ISDA, Common Domain Model and Barclays Hackathon

October 17, 2018


ISDA, Common Domain Model and Barclays Hackathon

We are the lucky generation that can start taking advantage of the tremendous amount of possibilities that distributed ledgers unlock. But without data modelling standards, unlocking the full benefits of distributed ledgers could be prevented by a myriad of languages and inevitably lead to the horrors of… stranded assets!

You can, of course, create your own way of representing assets on ledger and push for it to become a standard used by everyone but typically these sorts of efforts have been much more successful when driven at an industry level. ISDA, and the creation of the Common Domain Model (CDM) for modelling derivatives and operations on derivatives, is one such recent example of this.

There are many documents and webinars about CDM on isda.org (just search for tag “CDM”), so I will only very briefly describe here the main goals of CDM:

1) Provide standard digital representation of events that occur during the lifetime of a derivative product

2) Provide standard digital representation of derivative products

Both for events and products the overarching principle is to compose more complex products/events from less complex ones, so-called primitives. When it comes to the primitive events, the notation states the before and after state of the product in question.

R3 recognise the importance of this endeavour and want to enable solutions providers to quickly and seamlessly integrate CDM and Corda. We also believe in the interoperability benefits distributed ledgers can bring and the key role that standardized data formats can bring. Given how many ideas CDM and Corda share (such as primitive events v. commands, before/after states v. input/output states, events v. transactions, lineage v. transactions chain) integrating CDM and Corda is actually not all that difficult. Initial analysis of the CDM led us to build a highly reusable component translating CDM events to Corda transactions, which can then be stored on the ledger. This component is soon to be shipped as part of Corda Finance, enabling companies to combine the powers and potentials of both CDM and Corda. I will be referring to this component as the CDM/Corda Bridge from now on.

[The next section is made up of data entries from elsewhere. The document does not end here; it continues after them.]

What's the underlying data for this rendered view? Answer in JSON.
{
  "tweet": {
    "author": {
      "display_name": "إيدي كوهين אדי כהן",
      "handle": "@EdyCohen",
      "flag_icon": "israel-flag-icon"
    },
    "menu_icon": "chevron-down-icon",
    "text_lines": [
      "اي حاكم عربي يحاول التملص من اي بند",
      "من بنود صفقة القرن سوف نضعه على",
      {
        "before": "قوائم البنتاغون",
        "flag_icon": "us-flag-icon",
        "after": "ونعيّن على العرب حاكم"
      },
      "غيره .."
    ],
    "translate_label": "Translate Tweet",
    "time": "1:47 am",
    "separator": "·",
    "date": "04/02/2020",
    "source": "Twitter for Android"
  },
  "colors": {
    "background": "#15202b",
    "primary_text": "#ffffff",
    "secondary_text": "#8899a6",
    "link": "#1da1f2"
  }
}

When undertaking as massive a task as creating a new industry standard for modelling derivatives, it is absolutely crucial to keep gathering feedback from potential users. What better way to get that feedback than unleashing a bunch of DLT enthusiasts on it during a two-day hackathon?

Barclays Hackathon

The Barclays Hackathon happened over two days at the end of September 2018 in London and New York. 15 teams in London and 15 teams in New York took part. Each team were handed the following six use cases, right at the door:

1) Set-up a business network of three dealers, five clients and one central counterparty

2) Upload 200 trades, provided in the CDM Event notation, on a platform of choice

3) Process 15 CDM events changing the previously uploaded trades

4) Consume market data and lifecycle events provided in CSV format, construct CDM events out of them and update your platform accordingly

5) Simulate settlement of payments generated in previous use case using a provided dummy settlement service

6) Report on all transactions created in the previous use cases for a given date and report on the transactional history of a single contract

The teams using Corda (roughly half of the total 30) could start punching the air because the first use case is the perfect fit for Corda Business Networks and the second and third come virtually for free if you use the CDM/Corda Bridge component discussed earlier. On top of the six tasks, most teams also wanted to showcase the product they came to represent.

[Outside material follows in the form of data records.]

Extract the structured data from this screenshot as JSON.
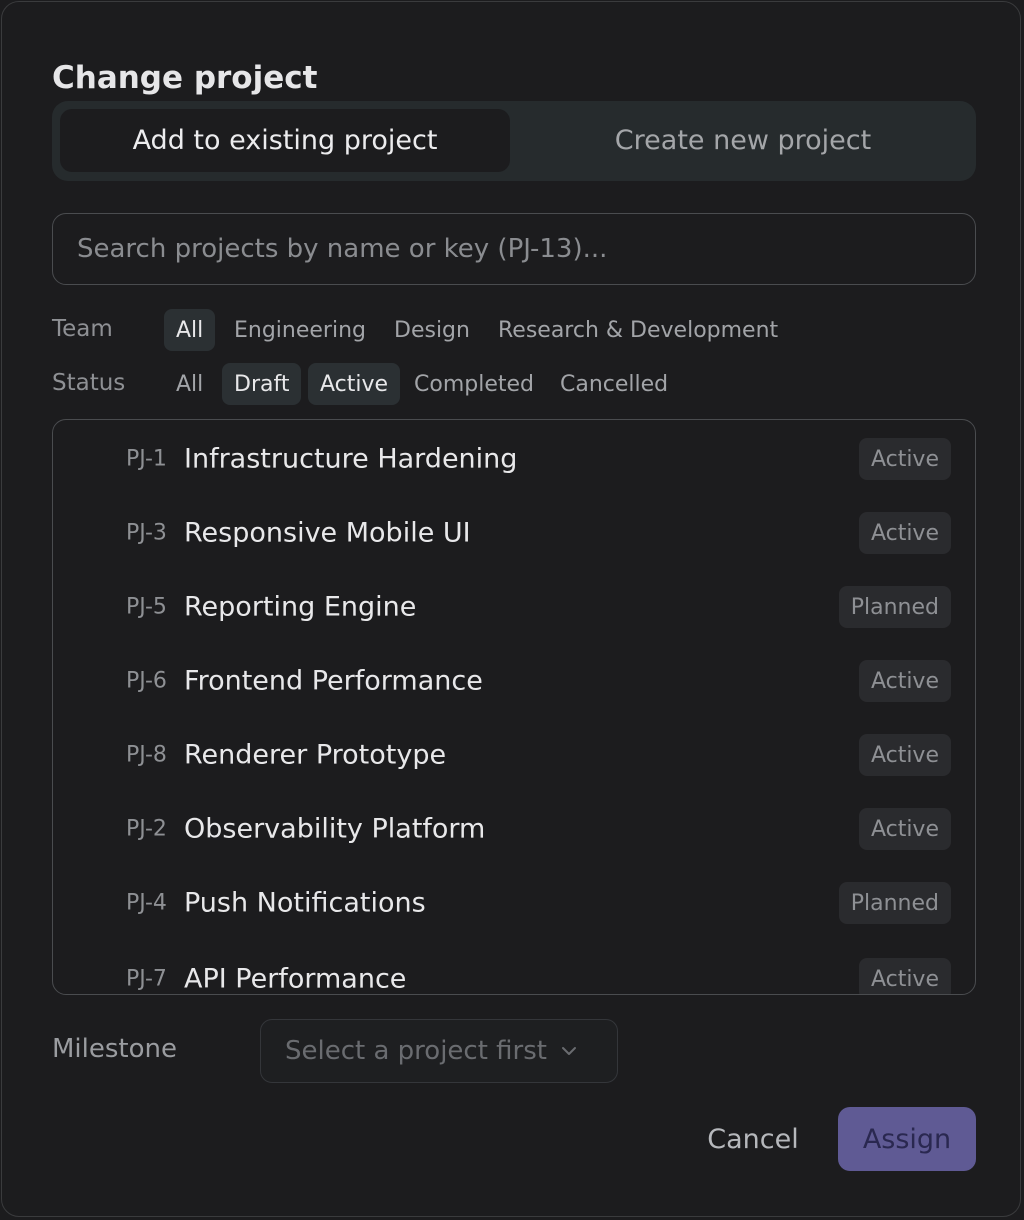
{
  "dialog": {
    "title": "Change project"
  },
  "mode_tabs": {
    "existing": "Add to existing project",
    "create": "Create new project",
    "selected": "existing"
  },
  "search": {
    "placeholder": "Search projects by name or key (PJ-13)...",
    "value": ""
  },
  "filters": {
    "team": {
      "label": "Team",
      "options": [
        "All",
        "Engineering",
        "Design",
        "Research & Development"
      ],
      "selected": [
        "All"
      ]
    },
    "status": {
      "label": "Status",
      "options": [
        "All",
        "Draft",
        "Active",
        "Completed",
        "Cancelled"
      ],
      "selected": [
        "Draft",
        "Active"
      ]
    }
  },
  "projects": [
    {
      "key": "PJ-1",
      "name": "Infrastructure Hardening",
      "status": "Active"
    },
    {
      "key": "PJ-3",
      "name": "Responsive Mobile UI",
      "status": "Active"
    },
    {
      "key": "PJ-5",
      "name": "Reporting Engine",
      "status": "Planned"
    },
    {
      "key": "PJ-6",
      "name": "Frontend Performance",
      "status": "Active"
    },
    {
      "key": "PJ-8",
      "name": "Renderer Prototype",
      "status": "Active"
    },
    {
      "key": "PJ-2",
      "name": "Observability Platform",
      "status": "Active"
    },
    {
      "key": "PJ-4",
      "name": "Push Notifications",
      "status": "Planned"
    },
    {
      "key": "PJ-7",
      "name": "API Performance",
      "status": "Active"
    }
  ],
  "milestone": {
    "label": "Milestone",
    "placeholder": "Select a project first",
    "disabled": true
  },
  "actions": {
    "cancel": "Cancel",
    "assign": "Assign"
  },
  "colors": {
    "background": "#1c1c1e",
    "primary_button": "#5f5a94",
    "chip_selected": "#2b3033"
  },
  "icons": {
    "milestone_dropdown": "chevron-down-icon"
  }
}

After quick introductions the teams set to work. A very friendly atmosphere prevailed right from the beginning and throughout. With teams, judges, organisers and observers happily mingling together, it wasn’t until 11pm that the rooms got (forcibly) emptied. At this stage each team would have first out of two sessions with the judges already behind them.

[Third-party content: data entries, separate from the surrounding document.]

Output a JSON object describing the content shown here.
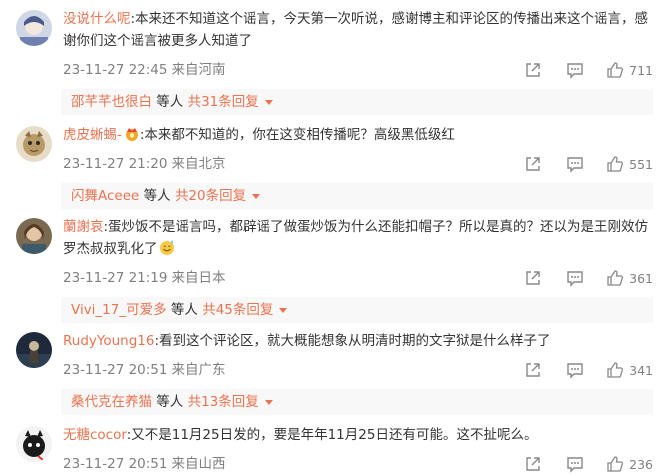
{
  "comments": [
    {
      "username": "没说什么呢",
      "text": ":本来还不知道这个谣言，今天第一次听说，感谢博主和评论区的传播出来这个谣言，感谢你们这个谣言被更多人知道了",
      "time": "23-11-27 22:45",
      "location": "来自河南",
      "likes": "711",
      "reply_user": "邵芊芊也很白",
      "reply_etc": "等人",
      "reply_total": "共31条回复"
    },
    {
      "username": "虎皮蜥蜴-",
      "text": ":本来都不知道的，你在这变相传播呢？高级黑低级红",
      "time": "23-11-27 21:20",
      "location": "来自北京",
      "likes": "551",
      "reply_user": "闪舞Aceee",
      "reply_etc": "等人",
      "reply_total": "共20条回复"
    },
    {
      "username": "蘭謝哀",
      "text": ":蛋炒饭不是谣言吗，都辟谣了做蛋炒饭为什么还能扣帽子？所以是真的？还以为是王刚效仿罗杰叔叔乳化了",
      "time": "23-11-27 21:19",
      "location": "来自日本",
      "likes": "361",
      "reply_user": "Vivi_17_可爱多",
      "reply_etc": "等人",
      "reply_total": "共45条回复"
    },
    {
      "username": "RudyYoung16",
      "text": ":看到这个评论区，就大概能想象从明清时期的文字狱是什么样子了",
      "time": "23-11-27 20:51",
      "location": "来自广东",
      "likes": "341",
      "reply_user": "桑代克在养猫",
      "reply_etc": "等人",
      "reply_total": "共13条回复"
    },
    {
      "username": "无糖cocor",
      "text": ":又不是11月25日发的，要是年年11月25日还有可能。这不扯呢么。",
      "time": "23-11-27 20:51",
      "location": "来自山西",
      "likes": "236"
    }
  ],
  "colors": {
    "username": "#eb7350",
    "meta": "#808080",
    "reply_bg": "#f8f8f8"
  },
  "icons": [
    "repost-icon",
    "comment-icon",
    "like-icon",
    "crown-badge-icon",
    "sweat-smile-emoji"
  ]
}
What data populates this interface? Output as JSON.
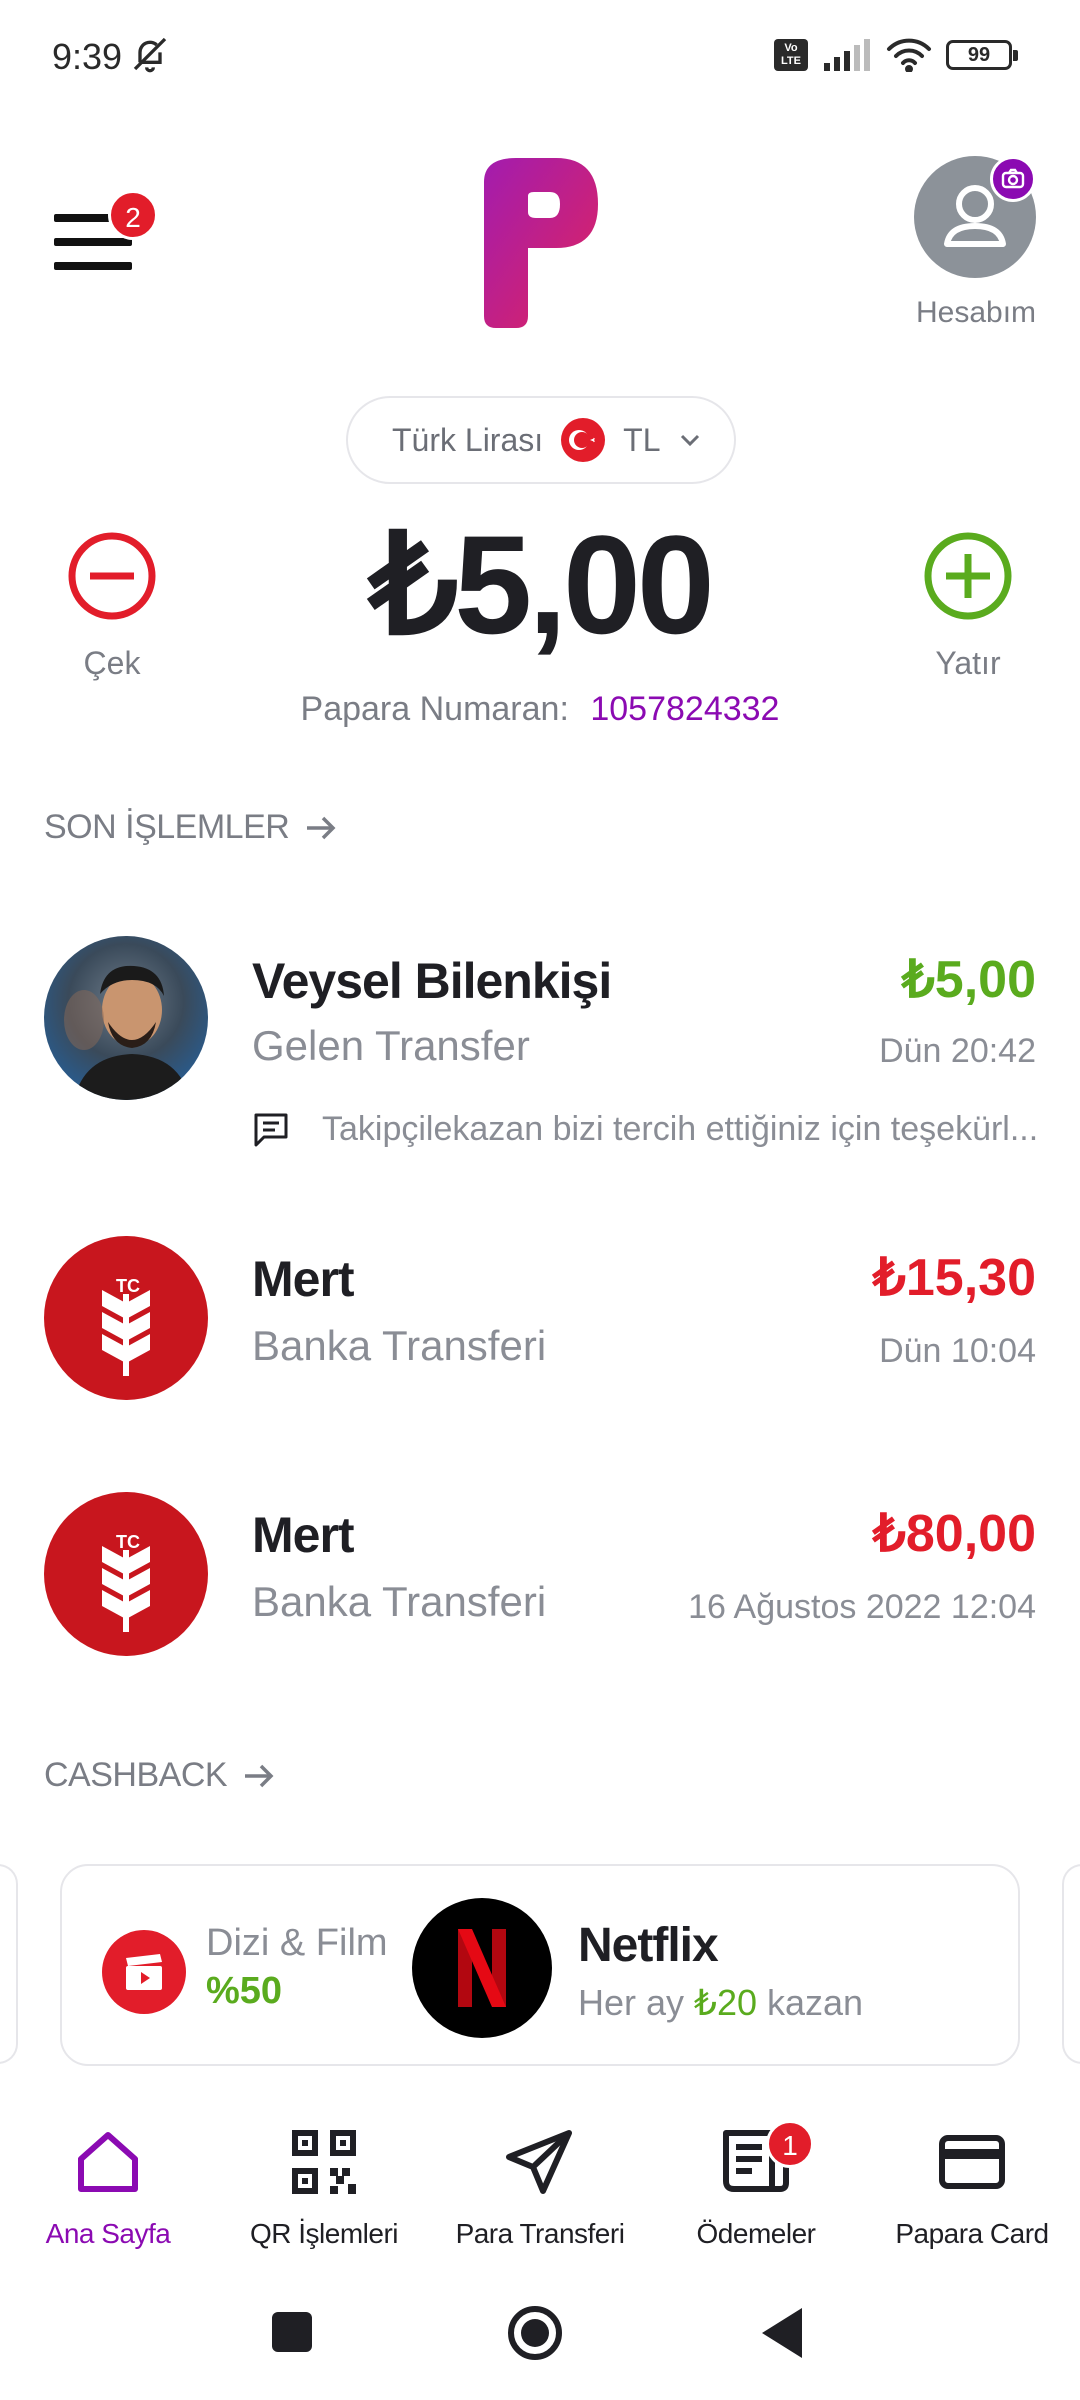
{
  "status_bar": {
    "time": "9:39",
    "volte": "Vo LTE",
    "battery": "99",
    "icons": [
      "bell-off-icon",
      "signal-icon",
      "wifi-icon",
      "battery-icon"
    ]
  },
  "header": {
    "menu_badge": "2",
    "account_label": "Hesabım",
    "icons": [
      "menu-icon",
      "papara-logo",
      "user-icon",
      "camera-icon"
    ]
  },
  "currency": {
    "label": "Türk Lirası",
    "code": "TL"
  },
  "balance": {
    "amount": "₺5,00",
    "withdraw_label": "Çek",
    "deposit_label": "Yatır",
    "papara_no_label": "Papara Numaran:",
    "papara_no": "1057824332"
  },
  "recent": {
    "title": "SON İŞLEMLER",
    "transactions": [
      {
        "name": "Veysel Bilenkişi",
        "type": "Gelen Transfer",
        "amount": "₺5,00",
        "date": "Dün 20:42",
        "note": "Takipçilekazan bizi tercih ettiğiniz için teşekürl...",
        "direction": "in"
      },
      {
        "name": "Mert",
        "type": "Banka Transferi",
        "amount": "₺15,30",
        "date": "Dün 10:04",
        "direction": "out"
      },
      {
        "name": "Mert",
        "type": "Banka Transferi",
        "amount": "₺80,00",
        "date": "16 Ağustos 2022 12:04",
        "direction": "out"
      }
    ]
  },
  "cashback": {
    "title": "CASHBACK",
    "card": {
      "category": "Dizi & Film",
      "percent": "%50",
      "brand": "Netflix",
      "offer_prefix": "Her ay",
      "offer_amount": "₺20",
      "offer_suffix": "kazan"
    }
  },
  "bottom_nav": {
    "items": [
      {
        "label": "Ana Sayfa",
        "icon": "home-icon",
        "active": true
      },
      {
        "label": "QR İşlemleri",
        "icon": "qr-icon"
      },
      {
        "label": "Para Transferi",
        "icon": "send-icon"
      },
      {
        "label": "Ödemeler",
        "icon": "bills-icon",
        "badge": "1"
      },
      {
        "label": "Papara Card",
        "icon": "card-icon"
      }
    ]
  },
  "colors": {
    "brand": "#8b0ab2",
    "positive": "#5aab1e",
    "negative": "#e21d2a"
  }
}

The highlight of the second day were undoubtedly the pitches. Each team having three minutes to talk about their product, it was fascinating to see the breadth of ideas that are taking shape and that were enabled by DLT.

At the business end of the second day the winners of the various categories were announced and prizes were collected. The Corda teams took their fair share, taking prizes for the ‘most complete solution’ and ‘best pitch’ in London.

What did the event show us?

The event showed that there is genuine appetite across the industry to adopt CDM and that the solutions builders are more than capable of providing the right feedback to ISDA, which will help them further improve it. R3 were delighted to see so many teams chose Corda as their DLT platform simply because it was the most natural choice. A no brainer, like taking an umbrella on a rainy day.

We anticipated that the CDM/Corda Bridge would be well received but reality exceeded our expectations. Numerous teams mentioned the ease of its use, how it streamlined their workflow and enabled them to focus on the more business-specific problems. But the praise also came from ISDA and the organisers, recognising the approach R3 had taken to integrating CDM and DLT as a very promising way forward.